As of Friday, the McCaskill-Merkley amendment had been cosponsored by 17 Senate Democrats and an Independent. “Our post offices are more than just brick and mortar; they’re the lifeblood for towns across our state and a source of good jobs in areas hard-hit by the economic downturn,” said McCaskill.
Critics say the amendment would tie the Postal Service’s hands at a time when it must reduce costs. “We’ve got 32,000 post offices in America,” said Lieberman. “That’s more retail outlets than Wal-Mart, Starbucks and McDonalds combined.”
He said the underlying legislation already allows appeals on post-office closings and “forces the Postal Service to consider other options” — such as consolidating post offices within a reasonable distance, reducing the number of operating hours or allowing contractors to provide retail postal services in small communities.
“We’ve got to find a balance here between the financial pressures on the post office — which if not responded to will take it down — and the continuing dependence that millions of American people … have on the post office.”
But, in a Senate speech, McCaskill said closing small-town post offices isn’t going to solve the Postal Service’s financial problems. “When you look at the numbers, closing rural post offices doesn’t help,” she said. “It’s … less than 1 percent of the postal budget. So in 167 different communities in my state, something that is essential far beyond the bricks and mortar for those communities would close — all in the name of 1 percent?”
For his part, Blunt told reporters that he shares the concerns about closing rural post offices but is not sure a two-year moratorium is the right approach. “I don’t want to just kick the can two years down the road,” said Blunt.
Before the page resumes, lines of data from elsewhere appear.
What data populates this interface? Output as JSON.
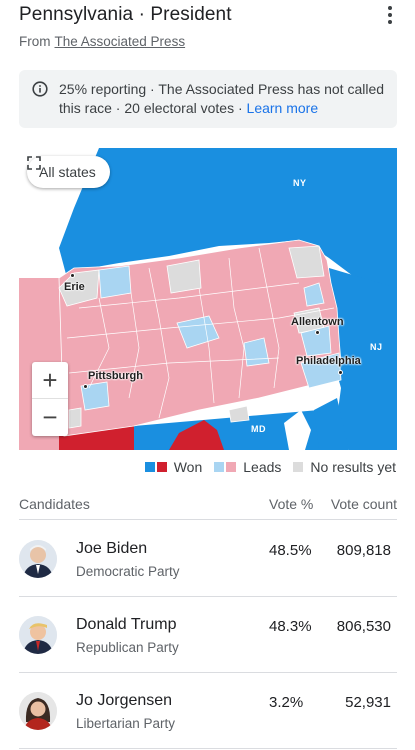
{
  "header": {
    "title": "Pennsylvania · President",
    "source_prefix": "From",
    "source_link": "The Associated Press"
  },
  "notice": {
    "text": "25% reporting · The Associated Press has not called this race · 20 electoral votes · ",
    "link": "Learn more"
  },
  "map": {
    "all_states": "All states",
    "zoom_in": "+",
    "zoom_out": "−",
    "labels": {
      "ny": "NY",
      "nj": "NJ",
      "md": "MD",
      "erie": "Erie",
      "allentown": "Allentown",
      "pittsburgh": "Pittsburgh",
      "philadelphia": "Philadelphia"
    },
    "colors": {
      "dem_won": "#1a8fe0",
      "rep_won": "#d0202e",
      "dem_leads": "#a9d5f2",
      "rep_leads": "#f0a8b4",
      "no_results": "#dcdcdc"
    }
  },
  "legend": {
    "won": "Won",
    "leads": "Leads",
    "no_results": "No results yet"
  },
  "table": {
    "headers": {
      "candidates": "Candidates",
      "vote_pct": "Vote %",
      "vote_count": "Vote count"
    },
    "rows": [
      {
        "name": "Joe Biden",
        "party": "Democratic Party",
        "pct": "48.5%",
        "count": "809,818"
      },
      {
        "name": "Donald Trump",
        "party": "Republican Party",
        "pct": "48.3%",
        "count": "806,530"
      },
      {
        "name": "Jo Jorgensen",
        "party": "Libertarian Party",
        "pct": "3.2%",
        "count": "52,931"
      }
    ]
  }
}
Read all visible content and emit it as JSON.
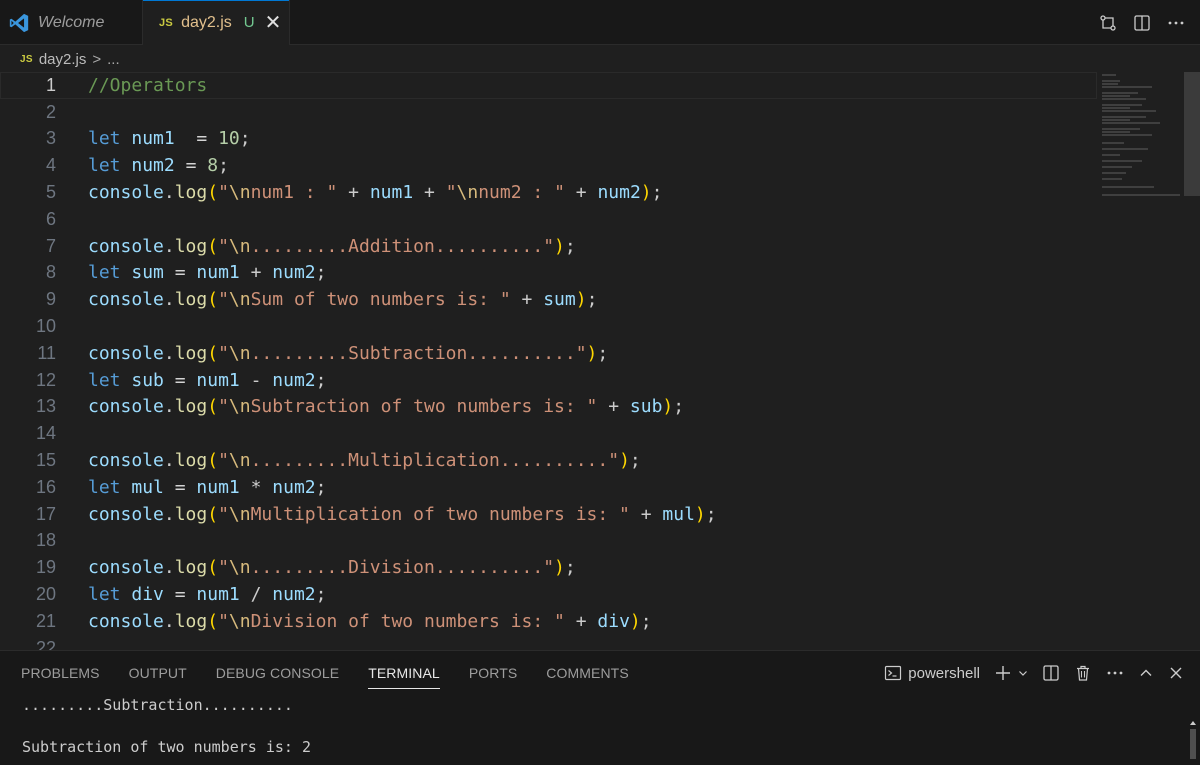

“That would be my biggest hesitancy about saying you can’t close anything for two years. I’d rather see them make a decision” to reduce opening hours or take other cost-cutting steps “rather than closing that post office totally, or not doing anything different for a couple of years.”
Blunt and Sen. Michael Bennet, D-Colo., filed a bipartisan amendment to give communities facing postal closures a “citizens' advocate” to represent their interests.
“Through balancing the needs of local communities with the Postal Service’s serious financial challenges,” Blunt said, “we can work to protect the mail delivery service without harming the rural communities and small towns that make up America.”
Backing the underlying Lieberman bill, Sen. Dick Durbin, D-Ill., said, “We need to get the Postal Service reform right.” In a Senate speech, he called for a flexible, bipartisan solution to “cut costs that are reasonable and enhance revenues” for the postal system.
“I know that every small rural post office cannot survive; many of them have failed in the past,” Durbin said. “But we have to understand what a critical element the rural post office is to the culture of these communities, to the identity of these communities — in some cases, to their very existence.”
With a few exceptions, most senators seemed to agree that it is essential for Congress to take action soon. And the Senate may be able to approve the Lieberman-Collins bill — most likely, with some amendments — this week.
“If we don’t do anything it’s only going to get worse, and a lot of people are going to lose their jobs and a lot of people who depend on the mail are not going to be able to get it in the same way,” Lieberman said.